Некоторые из материалов, которыми обменивались службы связи разведок США и дружественных им стран, строились на сведениях, почерпнутых из перехваченных радиосообщений. В конечном счете большая часть этих материалов использовалась в рапортах Управления национальной безопасности — созданной в 1950 году сводной (в рамках военных служб) организации, занятой дешифровкой и радиоперехватом. Сведения, добываемые службой перехвата, бесценны — говорим ли мы о тех временах или о сегодняшних. И, кстати, многие в Вашингтоне, кто имеет возможность знакомиться с результатами работы служб перехвата, не знают, что таковые не были бы возможны, когда бы не контакты с нашими союзниками. В частности, ценнейшие данные поступали от разведки средствами связи и другого рода служб перехвата (радар, ракетная телеметрия и т. д.), базирующихся вдоль границ Советского Союза и Китая.
Значение этих баз то возрастало, то падало в зависимости от технологических и политических факторов, но правда состоит в том, что официальные связи ЦРУ с дружественными разведслужбами давали (благодаря этим базам) надежные материалы аналитикам в Вашингтоне — более надежные, чем какие-либо другие источники информации. Многие союзники США помогали нам именно таким образом в вопросах обеспечения национальной безопасности.
Для меня было невероятно полезно обрести возможность взглянуть на разведывательные проблемы с точки зрения контактов между двумя самыми продуктивными в мире разведывательными системами. У англичан я усвоил один важный урок: если вы намерены успешно справляться с проблемами разведки, не существует другого пути, кроме сбора куда большего количества информации, чем это может быть оправдано с бухгалтерской точки зрения.
Эту мысль, выраженную предельно лаконично, я почерпнул на одной из вечеринок в Лондоне — не то в 1952-ом, не то в 1953 году. И высказал ее сэр Кеннет Стронг — аристократ, в лице которого было что-то ястребиное. Во время второй мировой войны он служил под командованием Эйзенхауэра в G-2, а потом так и остался в разведке на целых 25 лет. будучи там весьма заметной фигурой[3]. Сэр Кеннет Стронг заметил, что «разведчику просто следует приучить себя к мысли, что девяносто пять процентов всех усилий его организации бесплодны, хотя и необходимы для того, чтобы заполучить пять процентов информации, полезной для руководителей государства».
Кто-то из молодых людей уныло спросил: «Генерал, вы, конечно, преувеличиваете процент бесплодных усилий?» Стронг выпрямился во весь свой немалый рост и произнес — отчасти играя на публику, но тем не менее вполне серьезно: «Вероятно, я должен внести поправку. Подумав, следовало бы сказать: девяносто семь процентов бесплодных усилий. Но наша национальная безопасность зависит от умения найти остальные три процента». Это неплохая формула.
Во время пребывания в Лондоне я, кроме всего прочего, узнал кое-что о том, как ЦРУ подходит к необходимости вести психологическую и политическую войну со своими противниками.
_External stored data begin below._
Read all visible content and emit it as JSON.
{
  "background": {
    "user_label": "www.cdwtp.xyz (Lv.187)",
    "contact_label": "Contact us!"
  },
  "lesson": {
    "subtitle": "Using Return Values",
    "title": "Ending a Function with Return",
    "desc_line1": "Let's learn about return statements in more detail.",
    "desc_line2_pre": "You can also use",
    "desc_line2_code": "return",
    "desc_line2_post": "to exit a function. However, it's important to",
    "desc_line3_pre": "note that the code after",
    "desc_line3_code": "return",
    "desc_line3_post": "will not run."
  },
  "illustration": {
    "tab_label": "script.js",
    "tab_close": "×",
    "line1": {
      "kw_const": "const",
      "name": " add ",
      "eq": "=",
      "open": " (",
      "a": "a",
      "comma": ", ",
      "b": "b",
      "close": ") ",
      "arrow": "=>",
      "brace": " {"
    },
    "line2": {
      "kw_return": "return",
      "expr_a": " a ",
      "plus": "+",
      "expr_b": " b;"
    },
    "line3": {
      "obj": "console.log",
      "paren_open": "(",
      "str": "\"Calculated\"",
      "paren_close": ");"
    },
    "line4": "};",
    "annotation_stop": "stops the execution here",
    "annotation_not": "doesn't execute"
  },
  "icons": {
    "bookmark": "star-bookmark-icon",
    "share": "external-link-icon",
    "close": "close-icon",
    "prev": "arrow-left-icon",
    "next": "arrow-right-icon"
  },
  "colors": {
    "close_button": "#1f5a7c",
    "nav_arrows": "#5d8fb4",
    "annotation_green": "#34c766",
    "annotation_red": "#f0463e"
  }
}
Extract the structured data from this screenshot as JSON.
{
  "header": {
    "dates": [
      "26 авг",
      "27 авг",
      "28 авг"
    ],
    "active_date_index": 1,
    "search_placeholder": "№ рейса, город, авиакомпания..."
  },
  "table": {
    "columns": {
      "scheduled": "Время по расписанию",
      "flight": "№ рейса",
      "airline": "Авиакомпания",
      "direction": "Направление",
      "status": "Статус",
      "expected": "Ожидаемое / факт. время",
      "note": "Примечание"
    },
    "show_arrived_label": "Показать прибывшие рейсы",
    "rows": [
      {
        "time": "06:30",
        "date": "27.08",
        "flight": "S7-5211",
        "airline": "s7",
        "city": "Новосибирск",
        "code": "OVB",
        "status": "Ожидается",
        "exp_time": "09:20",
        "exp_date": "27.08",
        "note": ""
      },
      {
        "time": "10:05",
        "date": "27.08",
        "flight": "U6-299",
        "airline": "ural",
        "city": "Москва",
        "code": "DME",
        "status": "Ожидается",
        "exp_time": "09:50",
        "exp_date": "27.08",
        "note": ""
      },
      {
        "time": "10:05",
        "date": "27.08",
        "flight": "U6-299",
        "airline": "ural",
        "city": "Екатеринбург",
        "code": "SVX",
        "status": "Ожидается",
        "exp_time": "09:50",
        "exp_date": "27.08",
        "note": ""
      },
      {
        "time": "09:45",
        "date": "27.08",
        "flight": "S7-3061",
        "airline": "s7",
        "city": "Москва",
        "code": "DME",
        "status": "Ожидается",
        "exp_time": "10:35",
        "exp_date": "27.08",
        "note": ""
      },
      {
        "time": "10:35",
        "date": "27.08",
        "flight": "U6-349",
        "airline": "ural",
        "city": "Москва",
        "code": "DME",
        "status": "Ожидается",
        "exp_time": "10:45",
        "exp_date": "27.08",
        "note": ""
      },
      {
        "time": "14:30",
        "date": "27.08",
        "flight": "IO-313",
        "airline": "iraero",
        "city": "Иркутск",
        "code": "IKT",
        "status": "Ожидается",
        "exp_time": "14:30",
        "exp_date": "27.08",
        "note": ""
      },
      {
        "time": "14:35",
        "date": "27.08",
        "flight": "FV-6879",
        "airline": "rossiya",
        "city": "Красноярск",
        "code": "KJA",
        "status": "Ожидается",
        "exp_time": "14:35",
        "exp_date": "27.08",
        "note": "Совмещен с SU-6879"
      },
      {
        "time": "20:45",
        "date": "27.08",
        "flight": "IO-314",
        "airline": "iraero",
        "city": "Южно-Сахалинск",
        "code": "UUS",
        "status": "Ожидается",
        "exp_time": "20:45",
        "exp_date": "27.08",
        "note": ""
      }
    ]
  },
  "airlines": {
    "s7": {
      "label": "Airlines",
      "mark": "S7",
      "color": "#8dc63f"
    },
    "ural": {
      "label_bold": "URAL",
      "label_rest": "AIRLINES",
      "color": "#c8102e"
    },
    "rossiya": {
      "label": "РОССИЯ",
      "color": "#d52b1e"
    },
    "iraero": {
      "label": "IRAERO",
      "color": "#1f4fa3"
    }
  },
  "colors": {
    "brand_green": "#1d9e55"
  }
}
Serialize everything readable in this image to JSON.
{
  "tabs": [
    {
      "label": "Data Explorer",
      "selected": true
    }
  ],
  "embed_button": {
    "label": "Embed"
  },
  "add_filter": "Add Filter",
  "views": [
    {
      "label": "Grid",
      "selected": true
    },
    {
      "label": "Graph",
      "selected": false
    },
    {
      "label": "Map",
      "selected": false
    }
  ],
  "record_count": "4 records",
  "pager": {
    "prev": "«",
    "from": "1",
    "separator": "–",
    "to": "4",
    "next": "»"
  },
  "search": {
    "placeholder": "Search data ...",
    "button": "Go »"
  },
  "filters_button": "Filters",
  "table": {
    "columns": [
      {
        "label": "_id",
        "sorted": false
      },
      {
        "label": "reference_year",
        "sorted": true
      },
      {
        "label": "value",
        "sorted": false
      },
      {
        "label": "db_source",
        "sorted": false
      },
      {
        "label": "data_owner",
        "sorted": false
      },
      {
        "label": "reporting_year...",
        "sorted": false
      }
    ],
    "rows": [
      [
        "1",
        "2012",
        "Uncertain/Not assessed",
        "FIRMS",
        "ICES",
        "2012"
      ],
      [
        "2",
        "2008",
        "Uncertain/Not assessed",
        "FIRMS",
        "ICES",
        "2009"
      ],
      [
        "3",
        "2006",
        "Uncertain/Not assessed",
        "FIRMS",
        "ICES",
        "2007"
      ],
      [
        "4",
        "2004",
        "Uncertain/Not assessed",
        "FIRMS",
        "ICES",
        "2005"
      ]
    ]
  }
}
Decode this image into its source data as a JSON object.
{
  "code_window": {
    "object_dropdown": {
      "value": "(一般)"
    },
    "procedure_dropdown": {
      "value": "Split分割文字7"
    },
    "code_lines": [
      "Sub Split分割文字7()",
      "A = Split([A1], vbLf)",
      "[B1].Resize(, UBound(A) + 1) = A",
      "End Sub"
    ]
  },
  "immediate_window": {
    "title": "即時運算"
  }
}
Я хорошо знал двоих людей, посланных в Лондон Управлением координации политики; однако в Англии они поступили в распоряжение начальника базы и были заняты работой, довольно отличной от той, которой в свое время занимались подразделения УСО. В американском посольстве у них был особый статус, как и у меня. С точки зрения общего подчинения, нашим начальником был Беттс, но мы обладали дипломатическими паспортами и, как правило, держались на некотором расстоянии от сотрудников ЦРУ, осуществлявших контакты с английской разведкой и контрразведкой. Это, кстати сказать, было не так уж и сложно, благо офис начальника базы и его заместителя находился не в здании посольства, равным образом и американский военный персонал размещался в другом здании. Так или иначе от моих друзей, о которых я упомянул выше, я узнал много интересного.
УКП под руководством Фрэнка Уиснера не только снабжало деньгами и информацией некоммунистические партии, газеты, профсоюзы, церковные круги и писателей Западной Европы, но и следило за тем, чтобы правдивая информация и анализ политической ситуации доходили до населения как Западной, так и Восточной Европы, — особенно Восточной, чьи народы томились под советским игом. Информация о происходящем в открытых обществах передавалась посредством радио «Свободная Европа». И «Свободная Европа», и «Свобода», вещающая на Советский Союз, были созданы ЦРУ и находились под его управлением в течение двадцати лет. Укомплектованные преимущественно беженцами из стран, на которые рассчитаны их передачи, «Свободная Европа» и «Свобода» транслировали за «железный занавес» объективную информацию, оказывая на правительства диктаторских режимов тонкий психологический нажим, умеряющий их методы контроля своего населения. ЦРУ создало эти радиостанции по просьбе представителей правительства США, ибо считалось, что радиопередачи окажутся более эффективными, если связь этих радиостанций с американским правительством будет замаскирована.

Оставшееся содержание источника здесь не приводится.